Livigno è scelta in ogni periodo dell’anno come meta preferita da tutti gli amanti degli sport invernali e anche per le tante escursioni e gli affascinanti luoghi che si possono visitare, come il bellissimo centro abitato caratterizzato da residenze in legno tipicamente alpine.
Livigno oltre ad essere conosciuta come meta preferita per lo sci è inoltre famosa per i tanti luoghi religiosi rimasti inalterati tra cui la meravigliosa ed importante Chiesa parrocchiale di Santa Maria Nascente costruita su una sola navata e con un abside dalla pianta ottagonale e circondata ai lati da sei cappelle con altari collegati tra loro da archi.
La Chiesa dedicata alla patrona di Livigno ospita opere d’arte dal valore inestimabile come un paliotto ligneo scolpito risalente al 1700 e due coeve ancone in legno scolpite. Suggestivo è il campanile innevato con incastonato un orologio datato 1700.

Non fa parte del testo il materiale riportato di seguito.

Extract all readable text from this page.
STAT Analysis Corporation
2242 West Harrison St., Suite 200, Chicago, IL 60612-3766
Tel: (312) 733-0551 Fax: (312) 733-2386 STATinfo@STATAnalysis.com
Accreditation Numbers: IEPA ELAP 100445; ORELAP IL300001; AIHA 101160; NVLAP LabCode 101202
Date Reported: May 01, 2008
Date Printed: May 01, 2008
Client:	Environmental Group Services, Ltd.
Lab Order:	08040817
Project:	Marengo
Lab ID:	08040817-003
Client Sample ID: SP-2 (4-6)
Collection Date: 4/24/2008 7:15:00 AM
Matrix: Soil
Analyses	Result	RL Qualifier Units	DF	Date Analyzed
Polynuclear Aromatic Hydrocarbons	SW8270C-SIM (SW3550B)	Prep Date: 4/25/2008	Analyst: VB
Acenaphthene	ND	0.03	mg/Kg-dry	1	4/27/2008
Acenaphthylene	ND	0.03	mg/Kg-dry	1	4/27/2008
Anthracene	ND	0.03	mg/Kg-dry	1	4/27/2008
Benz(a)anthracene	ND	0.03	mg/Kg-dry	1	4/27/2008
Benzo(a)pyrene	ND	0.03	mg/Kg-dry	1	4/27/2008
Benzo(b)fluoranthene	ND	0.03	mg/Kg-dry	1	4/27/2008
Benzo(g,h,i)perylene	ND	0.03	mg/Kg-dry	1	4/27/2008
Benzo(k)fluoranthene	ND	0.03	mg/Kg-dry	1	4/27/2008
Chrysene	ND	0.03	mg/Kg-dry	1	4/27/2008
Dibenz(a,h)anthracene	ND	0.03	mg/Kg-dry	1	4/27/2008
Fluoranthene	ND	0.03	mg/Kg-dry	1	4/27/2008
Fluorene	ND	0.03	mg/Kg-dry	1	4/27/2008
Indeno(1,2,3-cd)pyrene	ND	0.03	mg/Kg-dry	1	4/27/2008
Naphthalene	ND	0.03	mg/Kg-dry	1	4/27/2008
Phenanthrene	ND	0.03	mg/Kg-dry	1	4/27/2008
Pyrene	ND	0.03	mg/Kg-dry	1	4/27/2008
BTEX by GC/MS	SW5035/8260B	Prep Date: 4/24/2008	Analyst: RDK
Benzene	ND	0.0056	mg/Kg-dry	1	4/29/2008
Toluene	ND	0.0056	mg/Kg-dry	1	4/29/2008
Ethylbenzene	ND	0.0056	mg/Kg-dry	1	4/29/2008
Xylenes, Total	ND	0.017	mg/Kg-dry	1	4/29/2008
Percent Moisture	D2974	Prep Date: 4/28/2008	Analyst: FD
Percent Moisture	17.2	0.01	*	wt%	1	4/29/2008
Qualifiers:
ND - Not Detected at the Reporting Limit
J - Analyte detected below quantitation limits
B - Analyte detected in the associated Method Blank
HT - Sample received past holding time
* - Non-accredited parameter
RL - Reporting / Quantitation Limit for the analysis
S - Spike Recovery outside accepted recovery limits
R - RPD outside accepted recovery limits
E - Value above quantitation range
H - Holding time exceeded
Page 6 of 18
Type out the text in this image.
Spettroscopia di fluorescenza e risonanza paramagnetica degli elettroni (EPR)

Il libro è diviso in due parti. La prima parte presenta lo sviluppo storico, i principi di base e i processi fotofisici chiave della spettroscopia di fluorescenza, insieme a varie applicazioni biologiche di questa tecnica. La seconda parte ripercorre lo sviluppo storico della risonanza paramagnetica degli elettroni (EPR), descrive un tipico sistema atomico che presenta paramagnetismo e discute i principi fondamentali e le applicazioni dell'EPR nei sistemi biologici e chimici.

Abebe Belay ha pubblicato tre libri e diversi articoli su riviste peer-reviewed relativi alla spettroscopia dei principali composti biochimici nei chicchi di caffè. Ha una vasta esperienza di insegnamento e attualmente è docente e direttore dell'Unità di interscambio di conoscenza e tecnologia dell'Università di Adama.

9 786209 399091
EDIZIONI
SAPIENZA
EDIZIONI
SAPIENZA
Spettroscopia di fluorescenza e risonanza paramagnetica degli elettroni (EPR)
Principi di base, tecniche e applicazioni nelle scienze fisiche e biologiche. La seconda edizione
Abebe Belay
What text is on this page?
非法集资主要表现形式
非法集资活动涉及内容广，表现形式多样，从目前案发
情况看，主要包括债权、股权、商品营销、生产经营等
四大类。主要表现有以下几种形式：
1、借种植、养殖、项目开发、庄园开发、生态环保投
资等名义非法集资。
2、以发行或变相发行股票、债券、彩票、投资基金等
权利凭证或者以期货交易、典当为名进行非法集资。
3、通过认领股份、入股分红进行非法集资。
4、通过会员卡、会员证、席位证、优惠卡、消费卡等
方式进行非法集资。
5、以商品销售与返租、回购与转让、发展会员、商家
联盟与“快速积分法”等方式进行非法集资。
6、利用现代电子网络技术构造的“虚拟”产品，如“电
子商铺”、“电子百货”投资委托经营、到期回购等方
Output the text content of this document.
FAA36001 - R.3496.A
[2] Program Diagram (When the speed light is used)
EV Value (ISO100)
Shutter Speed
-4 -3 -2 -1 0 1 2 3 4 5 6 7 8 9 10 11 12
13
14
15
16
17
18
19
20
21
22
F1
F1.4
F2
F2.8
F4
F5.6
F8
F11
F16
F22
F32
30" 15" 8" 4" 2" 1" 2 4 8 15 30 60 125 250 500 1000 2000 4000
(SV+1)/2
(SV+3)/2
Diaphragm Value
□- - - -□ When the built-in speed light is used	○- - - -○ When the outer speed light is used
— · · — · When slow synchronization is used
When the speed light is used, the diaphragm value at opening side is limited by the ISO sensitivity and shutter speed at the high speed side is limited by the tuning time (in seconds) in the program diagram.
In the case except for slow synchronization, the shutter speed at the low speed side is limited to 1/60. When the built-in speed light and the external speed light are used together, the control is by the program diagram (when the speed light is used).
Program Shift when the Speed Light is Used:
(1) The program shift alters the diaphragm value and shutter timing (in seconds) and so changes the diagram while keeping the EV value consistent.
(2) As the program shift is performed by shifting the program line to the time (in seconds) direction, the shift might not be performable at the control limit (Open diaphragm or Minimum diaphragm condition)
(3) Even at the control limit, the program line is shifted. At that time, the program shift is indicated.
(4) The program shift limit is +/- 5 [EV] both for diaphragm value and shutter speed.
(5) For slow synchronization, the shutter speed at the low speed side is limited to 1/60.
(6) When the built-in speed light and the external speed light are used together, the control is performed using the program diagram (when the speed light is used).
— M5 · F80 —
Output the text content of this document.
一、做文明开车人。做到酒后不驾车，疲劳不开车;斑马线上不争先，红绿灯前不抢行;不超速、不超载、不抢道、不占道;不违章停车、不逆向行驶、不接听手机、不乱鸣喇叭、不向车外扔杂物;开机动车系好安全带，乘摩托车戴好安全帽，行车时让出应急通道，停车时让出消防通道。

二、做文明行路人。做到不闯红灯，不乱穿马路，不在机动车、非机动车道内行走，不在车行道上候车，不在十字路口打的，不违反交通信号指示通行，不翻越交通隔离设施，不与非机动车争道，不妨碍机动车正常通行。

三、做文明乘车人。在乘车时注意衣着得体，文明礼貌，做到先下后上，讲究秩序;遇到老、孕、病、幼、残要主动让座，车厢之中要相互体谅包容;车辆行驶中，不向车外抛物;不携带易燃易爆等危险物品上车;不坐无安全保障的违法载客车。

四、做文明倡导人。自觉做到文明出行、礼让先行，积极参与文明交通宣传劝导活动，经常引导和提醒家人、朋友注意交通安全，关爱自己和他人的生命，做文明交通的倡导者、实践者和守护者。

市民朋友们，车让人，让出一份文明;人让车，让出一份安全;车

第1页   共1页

Caratteristica è anche la Chiesa di San Antonio che sorge nel centro di Livigno originariamente realizzata in legno nel 1500 e poi ricostruita nel 1650 il cui interno ospita bellezze artistiche di inestimabile pregio, il campanile e la loggia risalente al XIII secolo.
A pochi passi sorge la Chiesa di San Rocco fondata nel 1588 e consacrata nel 1624 caratterizzata dall’affascinante campanile e dagli interni decorati con affreschi e tele risalenti al 1600 e 1700.
Imperdibile è la Chiesa dell’Addolorata di Florino, tra le più belle dell’intera vallata, risalente al XIX secolo, dagli esterni bianchi che contrastano con i toni sgargianti della rigogliosa natura, dagli interni semplici che ospitano un’opera in legno raffigurante la Pietà, ed un meraviglioso crocefisso che scende dalla volta sopra l’altare, mentre le pareti laterali ospitano piccole tele che inscenano la via Crucis.
Suggestiva è anche la piccola e raccolta Chiesa dell’Immacolata di Lourdes, risalente alla seconda metà del ‘800 e dedicata alle apparizioni di Bernardet, mentre la Chiesa dell’Addolorata in Val Federia incarna per eccellenza la tipica chiesetta di montagna dalle piccole dimensioni ed arroccata tra i verdeggianti monti con interni decorati da piccoli quadri rappresentanti la via Crucis ed una statua lignea.
Caratteristiche sono anche: la piccolissima chiesa della beata vergine del Caravaggio del 1700 e la chiesa dell’Immacolata di Viera.